= Metrication in Chile =

Chile adopted the metric system in 1848. Previously, the Spanish system of measures was used.

Since colonization, Chile had always used a unit system based on the Spanish customary units. In 1843, a law was passed formalizing it, and defining its fundamental unit, the vara, as a fraction of a metre.

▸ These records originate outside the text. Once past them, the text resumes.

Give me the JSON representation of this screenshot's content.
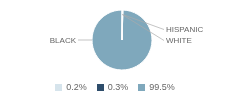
{
  "chart_data": {
    "type": "pie",
    "categories": [
      "BLACK",
      "HISPANIC",
      "WHITE"
    ],
    "values": [
      99.5,
      0.3,
      0.2
    ],
    "value_labels": [
      "99.5%",
      "0.3%",
      "0.2%"
    ],
    "colors": [
      "#7fa8bc",
      "#2e4d6b",
      "#d6e4ec"
    ],
    "legend": "bottom"
  }
}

Later, during the presidency of Manuel Bulnes, a law was passed on 29 January 1848, adopting the Metric System. Finally, Chile signed the Metre Convention in 1908.

==Current exceptions==
- Timber and pipes are sold in metres, but their width, thickness, and diameter are measured in inches.
- Nail mass is measured in grams, but length is measured in inches.
- Tins of paint are usually sold in multiples of US gallons.
- Display sizes for the screens of televisions and computer monitors have their diagonals measured in inches.
- Tire pressure is measured in pounds per square inch.
- The most common paper size is letter (carta). A4 paper is rarely used.
- The price of copper, Chile's most exported material, is usually quoted in dollars per pound.
- In the Chiloé islands, the almud (a Spanish unit) is used as a volume measurement for "drys" (between six or eight litres).
- McDonald's sells its Quarter Pounder with cheese as "Cuarto de Libra con Queso", which translates from Spanish as "Quarter Pound with Cheese".
- Like in most countries, aviation (altitude and flight level) is measured in feet.